Auch als Wunder will Nationaltrainer Heimir Hallgrimsson die Teilnahme auf keinen Fall verstanden wissen. „Wenn jemand überrascht ist, dann hat er einfach nicht viel Ahnung vom Fußball in Island“, betonte er am Freitag in Moskau. Die Quali sei das Ergebnis von harter Arbeit und dem Wissen um die eigenen Stärken und Schwächen.

„Auf dem Papier haben sie das bessere Team. Aber wir haben schon gezeigt, dass wir gegen bessere Teams Ergebnisse erzielen können“, sagte Flügelspieler Gíslason über Gegner Argentinien. Erst zu Wochenbeginn verlängerte er seinen Vertrag beim Zweitligisten SV Sandhausen bis 2020. Für ihn sind Spiele mit dem SVS und seinem Heimatland vergleichbar. „Wir sind jeweils eine kleine Mannschaft. Aber wenn wir 110 Prozent geben, dann können wir etwas erreichen.“

So wie bei der EM, als schon das Überstehen der Gruppenphase eine große Überraschung war. Arnór Ingvi Traustason erzielte damals in der Nachspielzeit das 2:1 gegen Österreich und sorgte für einen Hit im Netz, weil Islands Kommentator völlig aus dem Häuschen geriet. Nie zuvor hatte das Land ein Spiel bei einer Fußball-Endrunde gewonnen.
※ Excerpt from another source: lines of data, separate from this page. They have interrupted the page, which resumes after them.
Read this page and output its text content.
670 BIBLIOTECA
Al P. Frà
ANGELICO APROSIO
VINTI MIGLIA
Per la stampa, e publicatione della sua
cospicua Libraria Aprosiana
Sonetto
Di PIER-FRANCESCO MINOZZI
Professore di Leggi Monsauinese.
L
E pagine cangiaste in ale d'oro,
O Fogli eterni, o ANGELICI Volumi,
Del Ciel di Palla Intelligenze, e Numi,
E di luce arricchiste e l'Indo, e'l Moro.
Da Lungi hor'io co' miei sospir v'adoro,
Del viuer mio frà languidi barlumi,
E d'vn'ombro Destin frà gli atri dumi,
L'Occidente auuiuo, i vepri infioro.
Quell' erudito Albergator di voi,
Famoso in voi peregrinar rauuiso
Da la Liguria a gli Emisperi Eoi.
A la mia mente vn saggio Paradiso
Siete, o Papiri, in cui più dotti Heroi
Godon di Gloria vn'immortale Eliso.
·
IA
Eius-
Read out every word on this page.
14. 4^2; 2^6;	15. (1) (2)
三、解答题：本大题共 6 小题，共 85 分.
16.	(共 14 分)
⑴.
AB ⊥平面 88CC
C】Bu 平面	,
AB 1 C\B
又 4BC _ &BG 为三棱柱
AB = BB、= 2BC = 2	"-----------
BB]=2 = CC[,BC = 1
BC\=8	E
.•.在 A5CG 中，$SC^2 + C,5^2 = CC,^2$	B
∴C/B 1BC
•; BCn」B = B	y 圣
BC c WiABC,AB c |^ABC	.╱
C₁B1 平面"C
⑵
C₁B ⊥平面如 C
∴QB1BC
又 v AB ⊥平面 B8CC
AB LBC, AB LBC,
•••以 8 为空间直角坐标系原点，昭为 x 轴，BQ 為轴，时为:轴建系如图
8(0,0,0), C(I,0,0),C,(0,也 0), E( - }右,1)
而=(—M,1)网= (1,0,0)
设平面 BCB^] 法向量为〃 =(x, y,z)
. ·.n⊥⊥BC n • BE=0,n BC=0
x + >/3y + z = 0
Wie Augsburgs Finnbogason („Wir haben nichts zu verlieren. Die Südamerikaner aber haben immer viel Druck. Da ist sicher was möglich“) denkt auch Traustason an einen Coup gleich zu Beginn. „Die wollen vermutlich einfach nur gewinnen und dann ans nächste Spiel denken“, meinte er in Richtung Argentinien. „Es ist okay, wenn uns andere Länder unterschätzen. Das ist ein Vorteil für uns.“

Die goldene Generation um den Ex-Hoffenheimer Gylfi Thór Sigurdsson und Kapitän Aron Einar Gunnarsson, den bärtigen Anführer beim „Huh“, hat schon mit der WM-Qualifikation als Gruppensieger vor Kroatien Historisches erreicht. Gewesen sein soll es das aber nicht. „Das ist der größte Erfolg in der Fußball-Geschichte von Island. Wir wollen ihn noch größer machen“, sagte Traustason.